Savor the Seasons

I went to a GNO last night—a girls night out, for all of you guys out there. It’s a once a year event called Savor the Seasons at my daughter’s church, Eastridge on the Sammamish Plateau.  For my daughter, a widow and a single mom, Savor the Seasons is her one big night out for the year. It’s also a loving gift she shares with her mother and with several good friends.

For the evening—or rather for two evenings in a row—the pews in the sanctuary disappear, replaced by 69 tables of eight. Each table is decorated to the nth-degree complete with thematic centerpieces, good family china, chargers, glassware, linens, and napkins.  Every table is a sparkling creation designed by one or more women from the church.  The tables are set for Monday’s event, then cleared away afterwards, washed, and reset for the second night. It is an enormous undertaking.

For those two nights, the total attendance is around 1300.  Dinner is a buffet chosen from recipes submitted to a committee and then cooked by more women from the church with men from the church working the tables; serving coffee and water; running the sound system and lights; and working in the kitchen.

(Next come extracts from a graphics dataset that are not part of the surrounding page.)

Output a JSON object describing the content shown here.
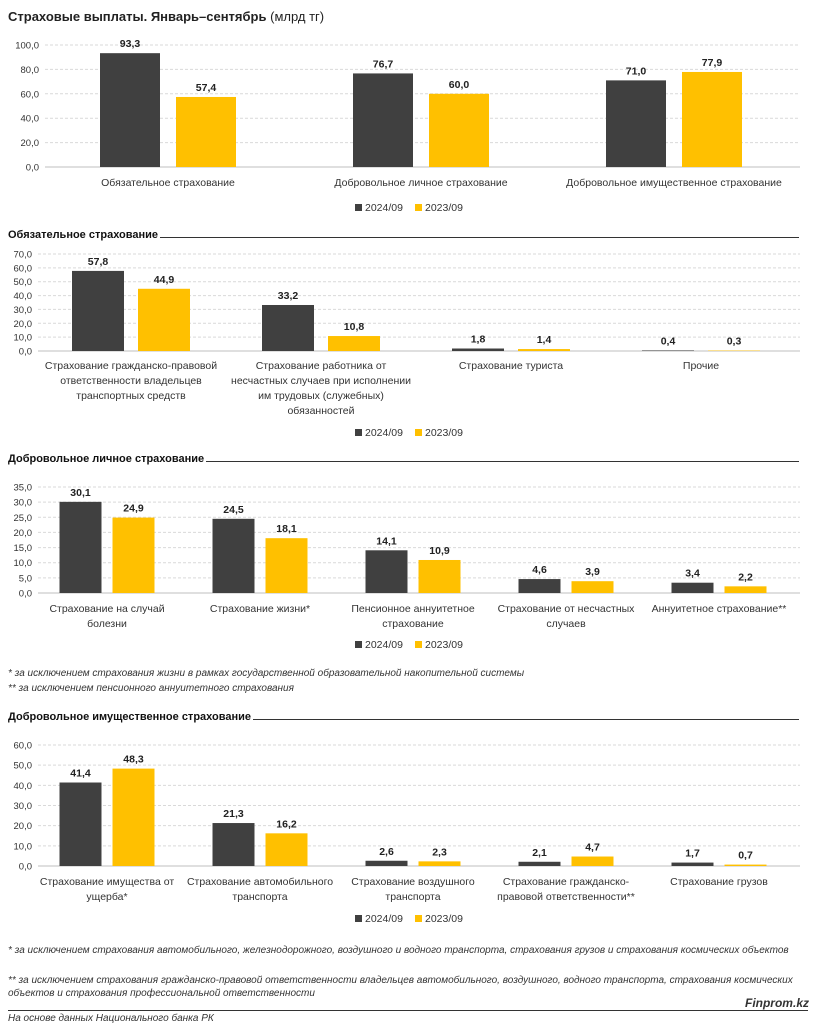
{
  "header": {
    "title_bold": "Страховые выплаты. Январь–сентябрь",
    "title_unit": "(млрд тг)"
  },
  "colors": {
    "series_2024": "#404040",
    "series_2023": "#FFC000",
    "grid": "#d9d9d9"
  },
  "legend": {
    "s1": "2024/09",
    "s2": "2023/09"
  },
  "sections": {
    "mandatory": {
      "title": "Обязательное страхование"
    },
    "voluntary_personal": {
      "title": "Добровольное личное страхование"
    },
    "voluntary_property": {
      "title": "Добровольное имущественное страхование"
    }
  },
  "notes": {
    "personal_1": "* за исключением страхования жизни в рамках государственной образовательной накопительной системы",
    "personal_2": "** за исключением пенсионного аннуитетного страхования",
    "property_1": "* за исключением страхования автомобильного, железнодорожного, воздушного и водного транспорта, страхования грузов и страхования космических объектов",
    "property_2": "** за исключением страхования гражданско-правовой ответственности владельцев автомобильного, воздушного, водного транспорта, страхования космических объектов и страхования профессиональной ответственности"
  },
  "footer": {
    "brand": "Finprom.kz",
    "source": "На основе данных Национального банка РК"
  },
  "chart_data": [
    {
      "type": "bar",
      "title": "Страховые выплаты. Январь–сентябрь (млрд тг)",
      "categories": [
        [
          "Обязательное страхование"
        ],
        [
          "Добровольное личное страхование"
        ],
        [
          "Добровольное имущественное страхование"
        ]
      ],
      "series": [
        {
          "name": "2024/09",
          "values": [
            93.3,
            76.7,
            71.0
          ]
        },
        {
          "name": "2023/09",
          "values": [
            57.4,
            60.0,
            77.9
          ]
        }
      ],
      "ylim": [
        0,
        100
      ],
      "yticks": [
        "0,0",
        "20,0",
        "40,0",
        "60,0",
        "80,0",
        "100,0"
      ],
      "grid": true,
      "legend": "bottom"
    },
    {
      "type": "bar",
      "title": "Обязательное страхование",
      "categories": [
        [
          "Страхование гражданско-правовой",
          "ответственности владельцев",
          "транспортных средств"
        ],
        [
          "Страхование работника от",
          "несчастных случаев при исполнении",
          "им трудовых (служебных)",
          "обязанностей"
        ],
        [
          "Страхование туриста"
        ],
        [
          "Прочие"
        ]
      ],
      "series": [
        {
          "name": "2024/09",
          "values": [
            57.8,
            33.2,
            1.8,
            0.4
          ]
        },
        {
          "name": "2023/09",
          "values": [
            44.9,
            10.8,
            1.4,
            0.3
          ]
        }
      ],
      "ylim": [
        0,
        70
      ],
      "yticks": [
        "0,0",
        "10,0",
        "20,0",
        "30,0",
        "40,0",
        "50,0",
        "60,0",
        "70,0"
      ],
      "grid": true,
      "legend": "bottom"
    },
    {
      "type": "bar",
      "title": "Добровольное личное страхование",
      "categories": [
        [
          "Страхование на случай",
          "болезни"
        ],
        [
          "Страхование жизни*"
        ],
        [
          "Пенсионное аннуитетное",
          "страхование"
        ],
        [
          "Страхование от несчастных",
          "случаев"
        ],
        [
          "Аннуитетное страхование**"
        ]
      ],
      "series": [
        {
          "name": "2024/09",
          "values": [
            30.1,
            24.5,
            14.1,
            4.6,
            3.4
          ]
        },
        {
          "name": "2023/09",
          "values": [
            24.9,
            18.1,
            10.9,
            3.9,
            2.2
          ]
        }
      ],
      "ylim": [
        0,
        35
      ],
      "yticks": [
        "0,0",
        "5,0",
        "10,0",
        "15,0",
        "20,0",
        "25,0",
        "30,0",
        "35,0"
      ],
      "grid": true,
      "legend": "bottom"
    },
    {
      "type": "bar",
      "title": "Добровольное имущественное страхование",
      "categories": [
        [
          "Страхование имущества от",
          "ущерба*"
        ],
        [
          "Страхование автомобильного",
          "транспорта"
        ],
        [
          "Страхование воздушного",
          "транспорта"
        ],
        [
          "Страхование гражданско-",
          "правовой ответственности**"
        ],
        [
          "Страхование грузов"
        ]
      ],
      "series": [
        {
          "name": "2024/09",
          "values": [
            41.4,
            21.3,
            2.6,
            2.1,
            1.7
          ]
        },
        {
          "name": "2023/09",
          "values": [
            48.3,
            16.2,
            2.3,
            4.7,
            0.7
          ]
        }
      ],
      "ylim": [
        0,
        60
      ],
      "yticks": [
        "0,0",
        "10,0",
        "20,0",
        "30,0",
        "40,0",
        "50,0",
        "60,0"
      ],
      "grid": true,
      "legend": "bottom"
    }
  ]
}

Savor the Seasons is a celebration that takes place on the edge of the stressful cliff that constitutes the holiday season—Thanksgiving, Christmas, and New Years, all in a row.  The dinner is a time and a place for a few deep breaths before taking the holiday plunge.

It’s a church so after the meal—delicious by the way—there’s a sermon from the “pastor’s wife.”  Having gone for several years, I think of Cheryl Jamison more as a straight out pastor than a pastor’s wife, but maybe that’s just me.

I’ve been attending Savor the Seasons for several years now.  The first time I went, I was still deep in a severe case of I-don’t-need-hearing-aids denial.  So that first year, I sat through the sermon and missed the whole thing.  Now that I can hear Cheryl’s talks, I can tell you they’re consistently on the money.

A couple of years ago, everyone was given a little trinket bracelet made up of what looked like keys from an old fashioned Underwood typewriter—you know, the kind I actually learned to type on.  The talk that time around was all about finding your backspace when things get too stressful.  Years later, when I’m doing my passable imitation of Evie Busk’s tight-lipped disdain, my daughter will whisper a coded message to me:  Backspace.  And you know what?  It helps.  Backspace—it’s permission for a tiny do over and some breathing space.

The inspiration for this year’s dinner was Breakfast at Tiffany’s.  In preparation for her sermon, Cheryl decided to review the movie and was shocked by what she found there.   What she remembered as being a sweet romantic comedy turned out to be something quite a bit more problematic.  (I think I’d have the same kind of reaction to seeing Gigi in this day and age.) Still, in keeping with the theme, this year’s trinket was a bracelet made of fake pearls while the sermon was about real pearls.  

A pearl starts out as an uncomfortable grain of sand caught up in an oyster’s gut.  In an attempt to fix the pain, the oyster covers the pearl with a kind of internal chemistry that eventually turns into a pearl inside the oyster and into mother of pearl on the inside of the oyster’s shell.  With pearls something difficult or painful is transformed into a thing of beauty.  Diamonds are hard and can be cut and shaped.  Pearls are the way they are when they emerge from the oyster.  Any attempt to shape them turns them to dust.

After last night, my daughter and I will have another addition to our code word arsenal.  Pearls will now join “with eyebrows” and “backspace” as part of our underground mother/daughter conversations.
With the holidays coming, you never can tell when one of those code words will come in handy.

9 thoughts on “Savor the Seasons

  1. What a great idea. It sounds like a lot of fun and a learning experience, too.

    When I was working I always wore a string of pearls. I called them “the dog pearls” because I got them for 50 cents plus labels from Purina Dog Chow. They are all the same size and clasp has a pearl centered in a ring of gold.

    Tis the season for leftse and lutefisk. That is reason enough to savor the season.

  2. With the deep vertical creases between my eyebrows, I could have used both of those code phrases……..a long time ago.
    It sounds like a marvelous time for both of you.

  3. Thanks for sharing. I relate and will try to remember ‘backspace’ and ‘pearl’ as the cliff gets closer.
    Enjoy the holidays.

  4. Marvelous. My daughter’s church has a dessert event that sounds similar. Each table is hosted with themes reflected in place settings, centerpieces, etc. Men are servers. I, too, had the hearing issue as the pastor’s wife and others spoke. The ladies also have a brunch around Mother’s Day. God bless the men. Last time so many seemed to be sons and gransons! My daughter’s table had her 4 daughters plus guests. My cup runneth over. Happy Thanksgiving to you and yours.